Random Forest Result: Test Dataset
Random Forest Result: Test DatasetΒΆ
In this section, we will see the performance of our trained random forest model using the test dataset.
from sklearn.ensemble import RandomForestClassifier
import matplotlib.pyplot as plt
from sklearn.metrics import confusion_matrix, ConfusionMatrixDisplay
from sklearn.metrics import classification_report
import numpy as np
import pandas as pd
import pickle
---------------------------------------------------------------------------
ModuleNotFoundError Traceback (most recent call last)
Cell In[1], line 1
----> 1 from sklearn.ensemble import RandomForestClassifier
2 import matplotlib.pyplot as plt
3 from sklearn.metrics import confusion_matrix, ConfusionMatrixDisplay
ModuleNotFoundError: No module named 'sklearn'
feature_matrix_test = pd.read_csv("./data/final_feature_matrix_test.csv", index_col = 0)

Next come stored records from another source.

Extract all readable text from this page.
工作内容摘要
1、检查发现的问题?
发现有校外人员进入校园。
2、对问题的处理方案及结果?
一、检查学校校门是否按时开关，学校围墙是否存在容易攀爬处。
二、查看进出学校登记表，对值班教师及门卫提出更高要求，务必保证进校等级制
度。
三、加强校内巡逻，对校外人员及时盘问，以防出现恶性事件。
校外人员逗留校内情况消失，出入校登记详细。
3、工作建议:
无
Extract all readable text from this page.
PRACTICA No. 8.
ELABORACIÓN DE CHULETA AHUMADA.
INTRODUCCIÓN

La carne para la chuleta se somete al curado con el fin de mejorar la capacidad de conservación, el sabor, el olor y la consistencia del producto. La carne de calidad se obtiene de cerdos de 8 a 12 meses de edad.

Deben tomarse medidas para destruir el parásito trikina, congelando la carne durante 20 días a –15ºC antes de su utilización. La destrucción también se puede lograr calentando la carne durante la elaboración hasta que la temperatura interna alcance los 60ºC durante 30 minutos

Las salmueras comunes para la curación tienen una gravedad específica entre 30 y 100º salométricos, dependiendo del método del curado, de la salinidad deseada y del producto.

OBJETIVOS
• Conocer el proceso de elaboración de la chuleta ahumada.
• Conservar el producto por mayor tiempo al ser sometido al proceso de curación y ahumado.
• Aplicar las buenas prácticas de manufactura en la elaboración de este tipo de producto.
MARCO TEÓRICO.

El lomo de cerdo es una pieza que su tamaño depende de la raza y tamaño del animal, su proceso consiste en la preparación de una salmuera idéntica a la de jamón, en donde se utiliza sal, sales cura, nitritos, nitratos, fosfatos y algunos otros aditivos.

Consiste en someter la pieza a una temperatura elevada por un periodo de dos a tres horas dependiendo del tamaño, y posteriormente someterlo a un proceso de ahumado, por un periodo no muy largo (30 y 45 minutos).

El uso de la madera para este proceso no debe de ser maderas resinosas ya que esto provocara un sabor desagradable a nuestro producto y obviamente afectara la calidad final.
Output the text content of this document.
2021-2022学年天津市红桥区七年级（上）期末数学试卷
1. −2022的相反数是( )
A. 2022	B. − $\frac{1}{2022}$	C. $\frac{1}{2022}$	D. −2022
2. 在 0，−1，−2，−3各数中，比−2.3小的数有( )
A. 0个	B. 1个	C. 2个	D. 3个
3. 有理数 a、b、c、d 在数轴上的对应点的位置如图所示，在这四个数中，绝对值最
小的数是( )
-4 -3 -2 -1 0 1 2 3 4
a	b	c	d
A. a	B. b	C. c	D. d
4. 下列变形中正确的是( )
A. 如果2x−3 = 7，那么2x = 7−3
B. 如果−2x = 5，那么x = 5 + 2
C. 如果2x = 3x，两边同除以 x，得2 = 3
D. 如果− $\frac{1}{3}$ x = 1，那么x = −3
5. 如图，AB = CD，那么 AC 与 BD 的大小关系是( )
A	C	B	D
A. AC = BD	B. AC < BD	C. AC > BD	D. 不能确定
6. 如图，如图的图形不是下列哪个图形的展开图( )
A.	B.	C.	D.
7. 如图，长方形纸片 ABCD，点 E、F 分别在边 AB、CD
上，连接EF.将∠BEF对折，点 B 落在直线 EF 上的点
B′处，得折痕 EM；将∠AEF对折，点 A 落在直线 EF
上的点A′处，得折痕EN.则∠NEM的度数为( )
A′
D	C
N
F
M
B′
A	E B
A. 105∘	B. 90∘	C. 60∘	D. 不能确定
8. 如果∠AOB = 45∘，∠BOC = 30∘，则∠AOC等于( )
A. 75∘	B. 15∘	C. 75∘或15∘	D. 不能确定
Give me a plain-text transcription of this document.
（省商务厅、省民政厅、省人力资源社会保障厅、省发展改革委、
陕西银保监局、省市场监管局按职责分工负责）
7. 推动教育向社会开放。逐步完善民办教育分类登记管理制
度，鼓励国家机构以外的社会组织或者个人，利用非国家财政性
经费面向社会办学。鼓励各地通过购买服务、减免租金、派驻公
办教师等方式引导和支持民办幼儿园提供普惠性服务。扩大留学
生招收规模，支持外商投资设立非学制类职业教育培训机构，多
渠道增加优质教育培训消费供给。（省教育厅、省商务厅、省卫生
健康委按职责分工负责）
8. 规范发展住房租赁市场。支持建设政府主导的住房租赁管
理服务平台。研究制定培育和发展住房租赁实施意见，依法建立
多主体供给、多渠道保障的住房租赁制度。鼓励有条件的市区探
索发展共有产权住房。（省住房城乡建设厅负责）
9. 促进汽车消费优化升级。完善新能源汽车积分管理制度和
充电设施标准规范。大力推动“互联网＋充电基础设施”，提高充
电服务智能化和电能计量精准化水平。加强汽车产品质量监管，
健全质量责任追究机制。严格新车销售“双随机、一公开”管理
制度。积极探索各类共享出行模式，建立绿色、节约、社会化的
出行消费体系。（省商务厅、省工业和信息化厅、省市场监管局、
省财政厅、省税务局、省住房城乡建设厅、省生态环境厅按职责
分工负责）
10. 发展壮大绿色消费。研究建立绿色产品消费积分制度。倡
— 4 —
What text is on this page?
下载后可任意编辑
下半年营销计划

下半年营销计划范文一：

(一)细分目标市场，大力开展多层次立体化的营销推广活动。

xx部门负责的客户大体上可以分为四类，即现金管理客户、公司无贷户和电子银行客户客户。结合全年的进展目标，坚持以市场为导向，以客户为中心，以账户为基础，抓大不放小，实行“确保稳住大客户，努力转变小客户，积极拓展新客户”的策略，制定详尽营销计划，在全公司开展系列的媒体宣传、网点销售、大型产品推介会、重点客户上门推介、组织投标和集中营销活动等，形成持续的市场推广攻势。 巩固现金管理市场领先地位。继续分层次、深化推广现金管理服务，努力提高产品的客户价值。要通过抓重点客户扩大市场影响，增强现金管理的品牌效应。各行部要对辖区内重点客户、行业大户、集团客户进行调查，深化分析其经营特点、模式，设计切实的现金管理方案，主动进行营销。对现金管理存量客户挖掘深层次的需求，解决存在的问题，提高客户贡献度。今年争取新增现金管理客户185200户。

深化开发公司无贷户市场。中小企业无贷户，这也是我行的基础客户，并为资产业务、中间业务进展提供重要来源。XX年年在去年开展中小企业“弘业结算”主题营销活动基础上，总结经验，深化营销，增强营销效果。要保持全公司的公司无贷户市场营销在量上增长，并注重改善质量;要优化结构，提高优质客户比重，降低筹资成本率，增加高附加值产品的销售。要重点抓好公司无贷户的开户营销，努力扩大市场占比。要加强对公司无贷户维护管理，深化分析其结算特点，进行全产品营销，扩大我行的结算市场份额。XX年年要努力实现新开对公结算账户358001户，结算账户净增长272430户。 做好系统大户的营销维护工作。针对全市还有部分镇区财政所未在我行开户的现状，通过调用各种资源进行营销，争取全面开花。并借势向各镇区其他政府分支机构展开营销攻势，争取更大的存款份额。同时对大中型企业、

X = feature_matrix_test.drop("fraudulent", axis = 1).values
y = feature_matrix_test.fraudulent.values
with open('./pickle/rf_model.pkl', 'rb') as f:
rf_model = pickle.load(f)
y_predict =rf_model.predict(X)
cm = confusion_matrix(y, y_predict, labels=rf_model.classes_)
disp = ConfusionMatrixDisplay(confusion_matrix=cm, display_labels=rf_model.classes_)
disp.plot()
<sklearn.metrics._plot.confusion_matrix.ConfusionMatrixDisplay at 0x1e3df417dc0>

print(classification_report(y, y_predict))
precision recall f1-score support
0 0.98 1.00 0.99 3403
1 0.96 0.64 0.77 173
accuracy 0.98 3576
macro avg 0.97 0.82 0.88 3576
weighted avg 0.98 0.98 0.98 3576
The performance of the random forest model on the test set seems adequate. Compared to the previous work, we see an improvement in accuracy (97.4% to 98.1%) but a drawback in recall rate (67% to 64%).